People began to look harder into the past. On September 3, 1973, Simon Wiesenthal, a freelance Nazi hunter who had played a role in the capture of Adolf Eichmann, wrote to Dr. Adalbert Rückerl, director of the Central Office of the State Justice Administration for the Investigation of National Socialist Crimes, in Ludwigsburg, Germany.
“I have information that Dr. Hubertus Strughold participated in experiments with human beings in Ravensbrück,” Wiesenthal wrote. “We don’t have the name in our archive. The information states that the experiments were in context of the German Air Force.”
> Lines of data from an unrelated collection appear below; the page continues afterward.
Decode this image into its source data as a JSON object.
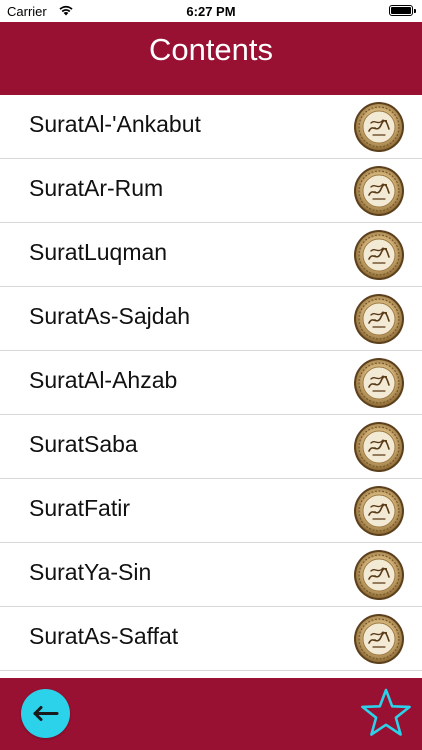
{
  "status_bar": {
    "carrier": "Carrier",
    "time": "6:27 PM",
    "wifi_icon": "wifi-icon",
    "battery_icon": "battery-icon"
  },
  "header": {
    "title": "Contents",
    "background": "#981032"
  },
  "surahs": [
    {
      "label": "SuratAl-'Ankabut",
      "icon": "quran-emblem-icon"
    },
    {
      "label": "SuratAr-Rum",
      "icon": "quran-emblem-icon"
    },
    {
      "label": "SuratLuqman",
      "icon": "quran-emblem-icon"
    },
    {
      "label": "SuratAs-Sajdah",
      "icon": "quran-emblem-icon"
    },
    {
      "label": "SuratAl-Ahzab",
      "icon": "quran-emblem-icon"
    },
    {
      "label": "SuratSaba",
      "icon": "quran-emblem-icon"
    },
    {
      "label": "SuratFatir",
      "icon": "quran-emblem-icon"
    },
    {
      "label": "SuratYa-Sin",
      "icon": "quran-emblem-icon"
    },
    {
      "label": "SuratAs-Saffat",
      "icon": "quran-emblem-icon"
    }
  ],
  "bottom_bar": {
    "back_icon": "back-arrow-icon",
    "back_color": "#2bd2ea",
    "favorite_icon": "star-icon",
    "favorite_color": "#2bd2ea"
  }
}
Dr. Adalbert Rückerl told Simon Wiesenthal that he would look into it. A few months later, Rückerl wrote back to Wiesenthal to say that a comprehensive investigation had been done and that the Central Office could not find any direct evidence of Strughold’s personal participation in the medical crimes. Rückerl provided Wiesenthal with a copy of the documents pertaining to the conference, “Medical Problems of Sea Distress and Winter Distress,” at the Hotel Deutscher Hof in Nuremberg in 1942, including the travel expenses that Strughold had submitted and the amount he was paid to attend. The Luftwaffe doctors in attendance had discussed the medical data of murdered people. But knowledge was not a crime, and there was no further action for the Central Office of the State Justice Administration to take, Rückerl said.